DOSAGE AND ADMINISTRATION
The recommended dose of Polmacoxib is 2 mg once daily, taken orally with or without food. It should be swallowed whole with water and taken at the same time each day for consistent effect. Dose adjustments are not typically required in elderly patients but should be used with caution in those with hepatic or renal impairment. Treatment duration should be based on clinical need, using the lowest effective dose for the shortest duration to minimize risks.
DRUG INTERACTIONS
Antihypertensives (e.g., ACE inhibitors, ARBs, diuretics): May reduce their effectiveness and increase the risk of kidney damage.
Warfarin and other anticoagulants: May enhance bleeding risk; monitor INR closely.
Other NSAIDs or aspirin: Increases risk of gastrointestinal side effects and bleeding.
Cytochrome P450 substrates (e.g., CYP2C9, CYP3A4 drugs): Potential interaction due to hepatic metabolism; caution advised.
Methotrexate: May increase methotrexate toxicity by reducing renal clearance.
Lithium: Can increase lithium levels and toxicity risk.
Diuretics: May reduce natriuretic effect and increase risk of renal impairment.
CONTRAINDICATIONS
Hypersensitivity to polmacoxib or other sulfonamides.
Active gastrointestinal bleeding or peptic ulcer.
Severe hepatic or renal impairment.
Congestive heart failure (NYHA class II–IV).

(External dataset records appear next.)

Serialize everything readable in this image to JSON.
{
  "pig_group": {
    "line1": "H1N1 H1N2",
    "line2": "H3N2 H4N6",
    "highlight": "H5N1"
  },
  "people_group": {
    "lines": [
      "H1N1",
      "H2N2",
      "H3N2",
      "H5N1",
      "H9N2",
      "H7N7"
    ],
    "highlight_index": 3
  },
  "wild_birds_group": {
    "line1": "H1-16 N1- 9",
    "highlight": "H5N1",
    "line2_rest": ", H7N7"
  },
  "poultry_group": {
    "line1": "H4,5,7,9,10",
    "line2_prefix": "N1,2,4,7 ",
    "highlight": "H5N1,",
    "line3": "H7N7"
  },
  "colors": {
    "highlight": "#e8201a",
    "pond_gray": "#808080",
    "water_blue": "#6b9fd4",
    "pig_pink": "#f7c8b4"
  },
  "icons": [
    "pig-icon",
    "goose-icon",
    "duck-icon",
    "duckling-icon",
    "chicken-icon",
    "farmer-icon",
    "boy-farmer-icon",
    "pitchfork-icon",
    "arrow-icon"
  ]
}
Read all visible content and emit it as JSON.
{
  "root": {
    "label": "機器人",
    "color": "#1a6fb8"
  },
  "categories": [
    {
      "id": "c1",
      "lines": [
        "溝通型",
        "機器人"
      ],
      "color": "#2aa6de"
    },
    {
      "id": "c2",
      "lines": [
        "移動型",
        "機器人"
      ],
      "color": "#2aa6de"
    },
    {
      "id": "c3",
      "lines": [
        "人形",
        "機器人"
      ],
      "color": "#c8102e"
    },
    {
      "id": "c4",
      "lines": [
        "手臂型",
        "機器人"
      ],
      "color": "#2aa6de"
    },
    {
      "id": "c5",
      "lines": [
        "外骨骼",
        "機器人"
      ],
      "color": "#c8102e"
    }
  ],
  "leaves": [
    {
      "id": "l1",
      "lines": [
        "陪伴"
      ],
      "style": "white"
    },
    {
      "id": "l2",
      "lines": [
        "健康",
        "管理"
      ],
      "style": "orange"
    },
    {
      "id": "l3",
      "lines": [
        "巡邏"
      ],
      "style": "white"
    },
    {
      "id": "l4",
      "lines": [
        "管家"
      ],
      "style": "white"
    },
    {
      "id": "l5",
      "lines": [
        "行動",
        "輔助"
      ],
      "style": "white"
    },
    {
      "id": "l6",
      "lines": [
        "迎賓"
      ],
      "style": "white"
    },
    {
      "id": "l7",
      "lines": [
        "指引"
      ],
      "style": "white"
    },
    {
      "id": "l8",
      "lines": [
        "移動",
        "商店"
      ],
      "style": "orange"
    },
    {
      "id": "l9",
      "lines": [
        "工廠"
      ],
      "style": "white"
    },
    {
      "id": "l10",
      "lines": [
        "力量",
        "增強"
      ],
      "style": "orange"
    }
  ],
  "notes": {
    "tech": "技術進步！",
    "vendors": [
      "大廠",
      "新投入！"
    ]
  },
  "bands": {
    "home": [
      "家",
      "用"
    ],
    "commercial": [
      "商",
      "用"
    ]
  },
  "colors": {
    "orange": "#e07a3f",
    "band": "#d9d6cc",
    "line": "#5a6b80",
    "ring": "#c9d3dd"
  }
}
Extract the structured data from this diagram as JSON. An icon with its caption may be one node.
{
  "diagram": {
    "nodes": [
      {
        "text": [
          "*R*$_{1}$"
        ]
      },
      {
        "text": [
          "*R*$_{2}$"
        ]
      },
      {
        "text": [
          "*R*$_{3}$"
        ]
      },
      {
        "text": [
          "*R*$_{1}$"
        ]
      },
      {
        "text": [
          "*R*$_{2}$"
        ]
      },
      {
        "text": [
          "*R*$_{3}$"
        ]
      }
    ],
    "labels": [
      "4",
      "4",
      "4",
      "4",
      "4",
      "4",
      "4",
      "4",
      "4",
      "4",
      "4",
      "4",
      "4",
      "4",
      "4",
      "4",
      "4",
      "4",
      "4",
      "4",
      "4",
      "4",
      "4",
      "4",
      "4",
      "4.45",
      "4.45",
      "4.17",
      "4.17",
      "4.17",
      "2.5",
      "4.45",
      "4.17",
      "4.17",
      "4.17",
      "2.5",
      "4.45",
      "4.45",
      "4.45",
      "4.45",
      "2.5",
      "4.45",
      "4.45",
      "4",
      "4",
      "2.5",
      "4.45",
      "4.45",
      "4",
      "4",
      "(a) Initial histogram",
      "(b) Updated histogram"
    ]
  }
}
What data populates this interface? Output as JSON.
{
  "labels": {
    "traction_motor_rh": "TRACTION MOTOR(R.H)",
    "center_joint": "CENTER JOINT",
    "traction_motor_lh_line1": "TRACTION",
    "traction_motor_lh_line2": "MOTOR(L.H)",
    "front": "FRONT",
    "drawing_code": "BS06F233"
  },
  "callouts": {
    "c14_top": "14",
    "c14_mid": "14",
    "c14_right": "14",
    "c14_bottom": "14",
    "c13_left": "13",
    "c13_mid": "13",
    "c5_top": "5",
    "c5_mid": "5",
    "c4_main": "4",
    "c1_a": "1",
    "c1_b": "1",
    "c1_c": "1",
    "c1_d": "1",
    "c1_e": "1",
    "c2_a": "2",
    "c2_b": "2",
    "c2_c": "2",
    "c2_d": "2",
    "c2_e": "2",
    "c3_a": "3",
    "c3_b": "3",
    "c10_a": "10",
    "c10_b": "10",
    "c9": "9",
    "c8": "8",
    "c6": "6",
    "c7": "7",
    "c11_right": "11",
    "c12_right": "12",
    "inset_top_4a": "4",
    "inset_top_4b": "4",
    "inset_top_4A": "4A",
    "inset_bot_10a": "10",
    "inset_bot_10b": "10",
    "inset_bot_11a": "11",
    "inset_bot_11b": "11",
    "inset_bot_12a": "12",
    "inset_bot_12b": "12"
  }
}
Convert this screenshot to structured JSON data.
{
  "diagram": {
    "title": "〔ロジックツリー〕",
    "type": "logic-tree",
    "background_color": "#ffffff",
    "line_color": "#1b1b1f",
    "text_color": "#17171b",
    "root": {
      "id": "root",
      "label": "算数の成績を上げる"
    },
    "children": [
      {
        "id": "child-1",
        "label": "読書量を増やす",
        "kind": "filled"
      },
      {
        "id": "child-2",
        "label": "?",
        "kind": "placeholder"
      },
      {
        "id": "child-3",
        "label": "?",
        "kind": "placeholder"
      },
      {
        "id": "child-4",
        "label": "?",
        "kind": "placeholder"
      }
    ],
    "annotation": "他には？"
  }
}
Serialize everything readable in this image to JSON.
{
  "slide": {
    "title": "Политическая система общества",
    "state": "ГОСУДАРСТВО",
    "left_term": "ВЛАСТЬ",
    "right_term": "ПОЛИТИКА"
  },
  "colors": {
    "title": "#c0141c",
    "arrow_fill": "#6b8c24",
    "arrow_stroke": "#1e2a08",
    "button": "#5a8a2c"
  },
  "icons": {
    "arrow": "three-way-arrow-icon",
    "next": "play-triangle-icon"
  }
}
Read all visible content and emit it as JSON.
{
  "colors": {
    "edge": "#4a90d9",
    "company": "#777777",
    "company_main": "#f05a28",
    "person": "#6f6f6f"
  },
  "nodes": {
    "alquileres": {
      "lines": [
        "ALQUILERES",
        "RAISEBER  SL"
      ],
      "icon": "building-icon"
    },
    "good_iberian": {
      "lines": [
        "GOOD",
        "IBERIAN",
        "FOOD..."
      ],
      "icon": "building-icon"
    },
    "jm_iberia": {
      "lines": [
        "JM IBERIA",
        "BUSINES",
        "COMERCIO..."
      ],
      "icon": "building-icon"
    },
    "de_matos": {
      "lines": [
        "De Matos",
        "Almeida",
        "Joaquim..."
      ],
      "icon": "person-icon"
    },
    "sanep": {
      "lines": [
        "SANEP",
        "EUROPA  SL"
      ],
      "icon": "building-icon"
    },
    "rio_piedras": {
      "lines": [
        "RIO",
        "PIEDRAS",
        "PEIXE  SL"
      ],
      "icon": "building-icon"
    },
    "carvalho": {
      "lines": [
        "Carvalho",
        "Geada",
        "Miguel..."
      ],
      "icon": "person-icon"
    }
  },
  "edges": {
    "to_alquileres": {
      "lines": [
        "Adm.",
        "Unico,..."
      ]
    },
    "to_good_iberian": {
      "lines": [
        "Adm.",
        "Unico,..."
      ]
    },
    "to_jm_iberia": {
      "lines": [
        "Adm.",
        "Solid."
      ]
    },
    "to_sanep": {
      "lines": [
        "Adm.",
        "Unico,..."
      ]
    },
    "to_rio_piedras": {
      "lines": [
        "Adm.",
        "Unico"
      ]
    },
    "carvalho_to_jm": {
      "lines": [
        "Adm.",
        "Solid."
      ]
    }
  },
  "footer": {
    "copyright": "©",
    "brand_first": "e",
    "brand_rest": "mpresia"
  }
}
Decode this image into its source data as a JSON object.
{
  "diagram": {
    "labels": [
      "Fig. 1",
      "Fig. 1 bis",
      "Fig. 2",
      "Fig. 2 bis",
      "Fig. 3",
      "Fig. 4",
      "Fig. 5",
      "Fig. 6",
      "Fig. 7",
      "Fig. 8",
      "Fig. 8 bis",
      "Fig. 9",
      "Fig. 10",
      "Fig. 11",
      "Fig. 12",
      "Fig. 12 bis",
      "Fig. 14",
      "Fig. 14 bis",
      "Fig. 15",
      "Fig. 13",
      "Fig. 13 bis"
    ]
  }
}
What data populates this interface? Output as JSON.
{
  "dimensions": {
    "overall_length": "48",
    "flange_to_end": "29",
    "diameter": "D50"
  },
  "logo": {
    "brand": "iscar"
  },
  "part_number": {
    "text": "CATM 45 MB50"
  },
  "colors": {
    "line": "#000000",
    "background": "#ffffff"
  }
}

Pregnancy and breastfeeding.
Known cardiovascular disease or history of stroke.
SIDE EFFECTS
Nausea, abdominal pain, and indigestion
Headache, dizziness, and fatigue
Skin rash, itching, or allergic reactions
Edema, increased blood pressure, and risk of heart events
Elevated liver enzymes and kidney function changes
Diarrhea or constipation
Respiratory symptoms in NSAID-sensitive individuals
TOXICITY
Polmacoxib toxicity may lead to gastrointestinal bleeding, cardiovascular events like heart attack or stroke, kidney damage, liver enzyme elevation, and central nervous system effects such as dizziness or confusion, especially at high doses or with prolonged use.